Today’s Drivers for Biomass Power

• Mill owners deathly afraid of loss of residuals markets • Mill owner wants to stabilize and perhaps enhance value of residual streams (bark, sawdust) • Sees opportunity to replace aging boiler – Latest sawmill technology, 1940’s boiler – Can increase efficiency and lower emissions • Must utilize all products of forest management to compete for future stewardship contracts • Hates to burn slash piles following timber harvesting • Use facility to assist with forest restoration efforts

What Do They Look Like When Done

• 10-20 MW combined heat and power project • Largest rural community investment in many decades • First new living wage jobs in decades • Often offsets current fossil fuel use – Get carbon offsets • Secondary industry emerges to provide fuel from slash piles and restoration efforts • Community air emission inventory goes down!

• Mill operation is stabilized

Traditional Mill

Addition of Combined Heat & Power

Final Arrangement (Another User)

Noncarbon Emissions of Biomass

• Wood is very clean fuel vs. coal – Very low in sulfur and metals • High moisture content can lead to inefficient combustion, high CO • New plants typically equipped with electrostatic precipitator (PM), multiple levels of heated overfire air (CO), ammonia/urea injection (NOx) • Result in most situations in reduction in emissions from smaller old boiler, urban wood, forest slash • Pollution control often 25% of total cost

Limits to Growth!

• Since power sold to grid, always competing with fossil power and wind • Economics always skinny, and depend on combination of positive factors for viability: – Grants/tax credits – Low cost fuel – RPS/High avoided cost – CHP opportunity – Companion state support • There is a logical maximum size for every available resource – take ½ or less of available resource

Stopping The Industry In Its Tracks!

• Excessively narrow biomass definition in RES • Counting biomass carbon like fossil carbon - EPA tailoring rule • Current EPA boiler MACT proposal – Can’t they ever look at the big picture?

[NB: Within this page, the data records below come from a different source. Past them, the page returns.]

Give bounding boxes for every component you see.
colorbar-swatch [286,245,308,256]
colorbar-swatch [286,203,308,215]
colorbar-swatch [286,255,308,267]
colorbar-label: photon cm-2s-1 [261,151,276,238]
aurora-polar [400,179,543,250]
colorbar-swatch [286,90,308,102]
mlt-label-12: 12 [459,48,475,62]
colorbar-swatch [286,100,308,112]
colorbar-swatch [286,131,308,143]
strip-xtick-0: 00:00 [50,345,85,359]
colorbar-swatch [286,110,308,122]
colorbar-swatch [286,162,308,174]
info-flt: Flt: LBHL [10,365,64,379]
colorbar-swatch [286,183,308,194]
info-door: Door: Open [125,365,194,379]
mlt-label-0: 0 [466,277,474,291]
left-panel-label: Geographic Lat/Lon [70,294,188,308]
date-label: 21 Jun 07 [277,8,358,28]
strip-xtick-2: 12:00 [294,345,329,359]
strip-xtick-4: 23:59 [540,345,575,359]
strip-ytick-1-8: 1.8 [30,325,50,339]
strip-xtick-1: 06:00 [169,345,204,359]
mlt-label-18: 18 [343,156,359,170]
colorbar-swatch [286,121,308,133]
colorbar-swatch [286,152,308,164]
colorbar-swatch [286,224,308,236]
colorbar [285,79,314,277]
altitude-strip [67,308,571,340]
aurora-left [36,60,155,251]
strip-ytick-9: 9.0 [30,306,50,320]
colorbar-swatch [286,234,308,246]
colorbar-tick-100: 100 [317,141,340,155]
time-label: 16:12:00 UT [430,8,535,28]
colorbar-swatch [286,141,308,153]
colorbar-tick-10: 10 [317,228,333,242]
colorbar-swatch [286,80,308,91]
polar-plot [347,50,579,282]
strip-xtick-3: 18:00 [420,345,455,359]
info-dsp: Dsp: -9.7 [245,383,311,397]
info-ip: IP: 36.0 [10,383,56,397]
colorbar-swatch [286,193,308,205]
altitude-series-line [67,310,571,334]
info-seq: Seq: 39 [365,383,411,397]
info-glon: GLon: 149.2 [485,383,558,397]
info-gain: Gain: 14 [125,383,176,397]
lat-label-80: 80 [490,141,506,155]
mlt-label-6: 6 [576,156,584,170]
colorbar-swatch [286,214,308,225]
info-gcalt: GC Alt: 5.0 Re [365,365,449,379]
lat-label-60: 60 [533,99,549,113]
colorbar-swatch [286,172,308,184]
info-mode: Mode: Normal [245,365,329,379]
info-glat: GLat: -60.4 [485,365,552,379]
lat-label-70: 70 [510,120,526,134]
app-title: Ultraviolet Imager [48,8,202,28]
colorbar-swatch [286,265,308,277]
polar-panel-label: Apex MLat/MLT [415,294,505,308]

• Reversion to ½ production tax credit at end of stimulus bill grant period • A mandated, over incentivized biofuels industry

An Industry in Transition – New Entrants

• Electric utility industry never interested before – Rightfully worried about future of coal – Coal conversions attractive until you look at logistics – Perhaps path is to grow fuel around former coal plants • Many new entrants with splashy announcements – Finding an equity investor and site does not make a viable project – $20 wood is not $20 wood after your press release!

– Must still find a power contract to support your proforma Interestingly, current major players are not those announcing projects.

Can You Build Too Many or Too Big?

What happens is you overbuild for the available resource: • The California example • The trees still stand, it is the plants that fall • Under any plausible scenario, biopower will not overuse the resource • There are simply too many limits (other renewable competition, transportation logistics, utility appetite) If you want more biopower, establish realistic targets/incentives and let landowners respond with more supply.

Bottom Line/Bottom Feeder

• Biopower is what you make when all higher value has been rung out of the ag or forestry resource • We are below the garbage collectors as we paw through what they haul to the landfill • Forget that at your peril!

Essential Lines for Biomass Fuel Managers: You’re not going to burn that pile, are you?

You weren’t hauling that to the landfill, were you?

How long have you had that pile of ____ out back?

Congress Should Recognize Biopower For What It Is

• It is the only renewable that can supply heat, power and transportation fuels • It is a great route to rural economic development, green jobs and energy security • It is straightforward and low tech enough to be utilized worldwide • It can be the catalyst for keeping private forests intact and increasing wood supply • It can help to restore the public forests to health • From Congress it needs a clear long term direction, reasonable incentives, equal standing with other renewable technologies (both old and new plants), and a broad definition of biomass.